Because for me, I’ve always had my mother or just somebody there, not necessarily to facilitate but to be like a bodyguard. As a kid, you don’t realize how sheltered you are as a differently-abled person. College was the first time I could be fully autonomous with my decisions because even during my formal education, I always had teachers surrounding and sheltering me. Of course, teachers are there to protect and teach us right from wrong, but I was even more sheltered because I am a differently-abled individual.

To this day, Tim and my relationship feels like the first authentic friendship I have had with a non-disabled person. Throughout our friendship, we have been able to confide in each other; I was able to help him through his moments of anxiety, and he was able to help me through mine. One of the most meaningful moments we shared where he helped me emotionally was one day I called him because I was facing a moment of anxiety and doubt. I don’t remember the context exactly, but I remember telling him, “I don’t know if I’m good enough.” And he told me straight up, “That sounds stupid.” You might think that is rude, but I appreciated his candor because he told me, “Look how far you’ve come.” And honestly, in that moment, I forgot to think that way. I have so many stories like that with him, and that’s why it’s meaningful to me. At the end of this particular phone call, he said I love you before he ended the call. I needed to hear that because I was about to break down.

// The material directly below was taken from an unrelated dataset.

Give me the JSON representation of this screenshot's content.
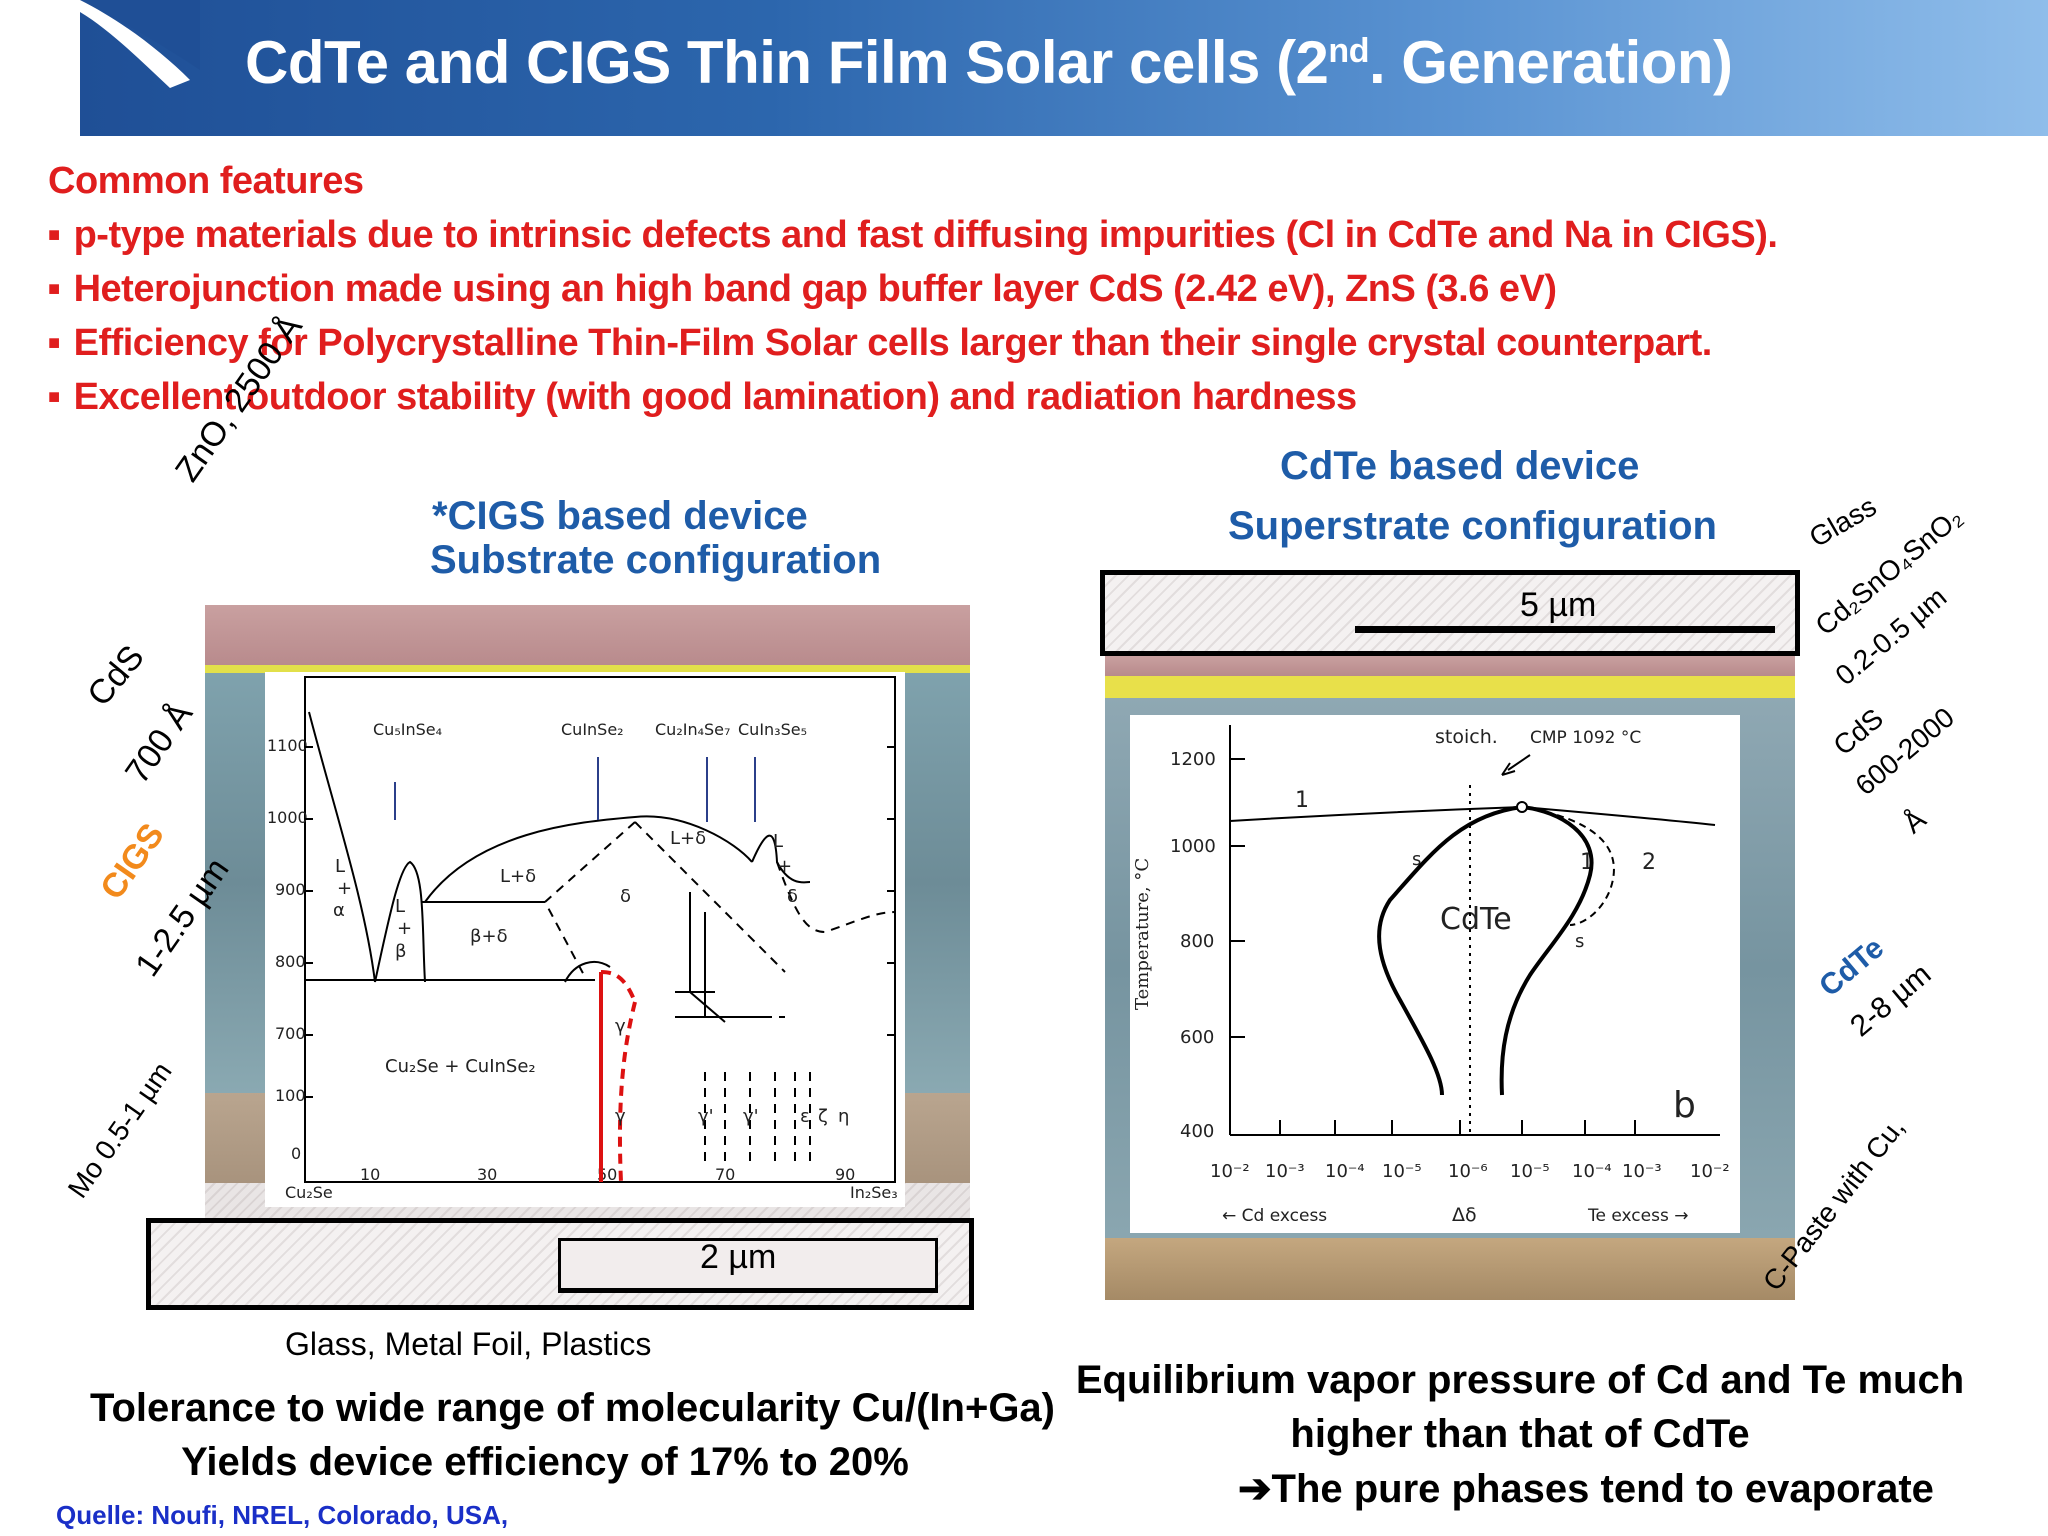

While Tim was a student, we got lunch nonstop. He was comfortable taking me to the restroom when my assistant was unavailable. Tim always makes me feel normal and appreciated. He is the one that taught me to say, “I love you,” at the end of every human interaction because it matters. One of the most meaningful things Tim did for me was during his final semester in college; it was my birthday. Despite his exam the next day, he came and spent time with me even though he had just finished a group project and was about to leave for New Jersey in a couple of weeks. I’ve never had someone do something like that for me. It illustrates the fact that he views me as a genuine friend. Yes, it’s a small gesture, but to me, it meant the world. I even told him, “You don’t have to come if you’re busy,” but he told me, “I’m coming,” and that meant the world.

In one of our subsequent conversations, I said to him, “You don’t give a fuck about my disability, do you?” And his answer was, “Of course not.” Tim taught me to be authentically myself and not give a shit about my diagnosis or what other people think about me. While this has always been my attitude from a very young age, I lost it as a university student. What’s funny is Tim has absolutely no filters and tells me things as it is. He’ll sometimes ask me if I want to drink, and we talk about wildly inappropriate things that drive me a little bonkers. He even asked me if I could have sex and questions that the ordinary person would not necessarily ask, but that’s what I like about him because he truly is genuine.

I know this type of friendship is hard to come by or virtually impossible for some differently-abled people due to developmental or physical limitations. Still, for those of us who are, our story can serve as an example of what is possible when we step out of our comfort zones. We are all different, so let’s embrace that. And the truth of the matter is Tim is not an exceptional case. We can all be like him if we put our guard down, see into the core of that differently-abled person, and say, “You’re just like me.”

Tim and I are a lot more similar than we are different. Our friendship continues to grow to this day and no matter what happens our bond will never break, as illustrated by this one last story. One day, we were sitting outside of the dining hall and I was just going over how he was feeling and talking about his anxiety. He said something I’ll never forget. He said, “I hope I die before you.” That is very morbid and I understand that but it shows his true measure of his friendship. I hope everyone finds a friend like Tim.

This story has been updated with minor edits.